Trump’s lawyer said the former president continues to deny the substance of the allegations of a sexual relationship with Daniels (pictured with Trump), calling the $130,000 a ‘nuisance payment’ that wealthy or famous people sometimes pay to make a distracting situation disappear

He branded them ‘corrupt and highly political’, calling the alleged hush money payment an ‘old and fully debunked fairy-tale

It comes more than six years after Trump’s lawyers allegedly paid Daniels to keep quiet about the affair, with New York prosecutors considering if he should face charges

Cohen served jail time after pleading guilty in two criminal cases, one of which included using campaign finances in relation to Daniels and another woman who allegedly had an affair with Trump.
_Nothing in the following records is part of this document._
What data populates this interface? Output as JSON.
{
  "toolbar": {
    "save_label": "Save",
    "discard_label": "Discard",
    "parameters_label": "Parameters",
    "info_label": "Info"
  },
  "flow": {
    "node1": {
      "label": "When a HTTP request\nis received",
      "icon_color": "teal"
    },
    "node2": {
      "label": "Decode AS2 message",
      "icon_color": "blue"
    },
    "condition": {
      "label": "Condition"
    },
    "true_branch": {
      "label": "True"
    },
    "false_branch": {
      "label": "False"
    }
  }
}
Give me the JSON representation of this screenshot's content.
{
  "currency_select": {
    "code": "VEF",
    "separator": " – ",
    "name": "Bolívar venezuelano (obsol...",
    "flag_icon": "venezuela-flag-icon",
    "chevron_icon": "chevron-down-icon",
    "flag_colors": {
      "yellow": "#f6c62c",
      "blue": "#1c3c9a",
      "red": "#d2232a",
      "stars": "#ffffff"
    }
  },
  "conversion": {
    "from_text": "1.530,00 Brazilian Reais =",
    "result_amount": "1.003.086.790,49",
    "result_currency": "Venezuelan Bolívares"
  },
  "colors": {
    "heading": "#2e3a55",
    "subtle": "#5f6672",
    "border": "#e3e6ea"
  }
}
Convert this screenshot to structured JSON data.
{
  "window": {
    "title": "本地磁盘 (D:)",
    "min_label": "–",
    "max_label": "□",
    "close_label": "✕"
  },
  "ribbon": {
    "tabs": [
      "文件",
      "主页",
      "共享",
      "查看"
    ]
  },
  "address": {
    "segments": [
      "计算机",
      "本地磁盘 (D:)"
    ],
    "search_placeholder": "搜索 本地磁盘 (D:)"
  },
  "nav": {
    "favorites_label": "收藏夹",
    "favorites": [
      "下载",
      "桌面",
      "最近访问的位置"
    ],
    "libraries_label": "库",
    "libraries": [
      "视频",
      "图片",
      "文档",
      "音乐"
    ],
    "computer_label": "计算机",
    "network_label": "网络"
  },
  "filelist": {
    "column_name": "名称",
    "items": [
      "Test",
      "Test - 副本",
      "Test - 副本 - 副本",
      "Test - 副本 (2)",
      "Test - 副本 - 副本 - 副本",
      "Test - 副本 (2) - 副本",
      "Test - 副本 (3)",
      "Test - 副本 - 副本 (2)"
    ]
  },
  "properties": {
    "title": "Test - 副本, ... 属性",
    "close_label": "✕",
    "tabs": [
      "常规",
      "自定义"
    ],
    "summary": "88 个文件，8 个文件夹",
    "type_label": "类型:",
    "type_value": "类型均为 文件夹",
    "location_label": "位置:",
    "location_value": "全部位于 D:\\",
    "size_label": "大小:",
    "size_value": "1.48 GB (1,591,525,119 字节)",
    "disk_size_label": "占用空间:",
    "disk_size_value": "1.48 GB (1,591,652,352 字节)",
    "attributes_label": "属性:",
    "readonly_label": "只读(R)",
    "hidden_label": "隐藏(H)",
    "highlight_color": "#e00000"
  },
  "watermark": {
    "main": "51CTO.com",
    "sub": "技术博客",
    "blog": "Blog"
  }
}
He said he had been acting at his command and that the payoffs were supposed to keep the affair stories out of public knowledge before the 2016 election. Trump has admitted reimbursing Cohen

Daniels met with prosecutors on Wednesday to answer further questions in the case and her lawyer, Clark Brewster, said she would also make herself available as a witness in future, if required.

Cohen has also indicated he’s given the grand jury damning testimony that implicates Trump. He testified for three hours on Monday.

Speaking beforehand, he said: ‘This is all about accountability. He needs to be held accountable for his dirty deeds.’

Speculation that charges were imminent also increased when Bragg told Trump’s team that the former president could testify before the grand jury if he so chose – a notification usually at the end of a process that could mean an indictment is near.

Daniels met with prosecutors on Wednesday to answer further questions in the case and tweeted her thanks to her attorney for ‘helping me in our continuing fight for truth and justice’

Trump’s lawyer, Joseph Tacopina, also said this week that an indictment was ‘more probable’ because of the recent developments.

‘But the one thing I still hold on to is hope that justice will prevail,’ he said.

Tacopina also said he hopes Manhattan DA Alvin Bragg’s office ‘won’t stoop to the level of Mark Pomerantz, who was out there looking for a crime that fits the person.’

Tacopina referred to a memoir by former Manhattan Special Assistant District Attorney Mark Pomerantz, who led the office’s investigation into Trump for a year beginning in February 2021.

In a letter sent to the New York City’s Department of Investigation commissioner last Friday, Trump’s attorney accused Bragg and his predecessor, Cyrus Vance, Jr., of conducting a ‘politically motivated investigation.’

The prosecutors ‘weaponized’ their office, Tacopina wrote, ‘scouring every aspect of President Trump’s personal life and business affairs, going back decades, in the hopes of finding some legal basis — however far-fetched, novel or convoluted — to prosecute him.’ 

Vance has said ‘it is hard to argue the previous investigations were politically motivated’.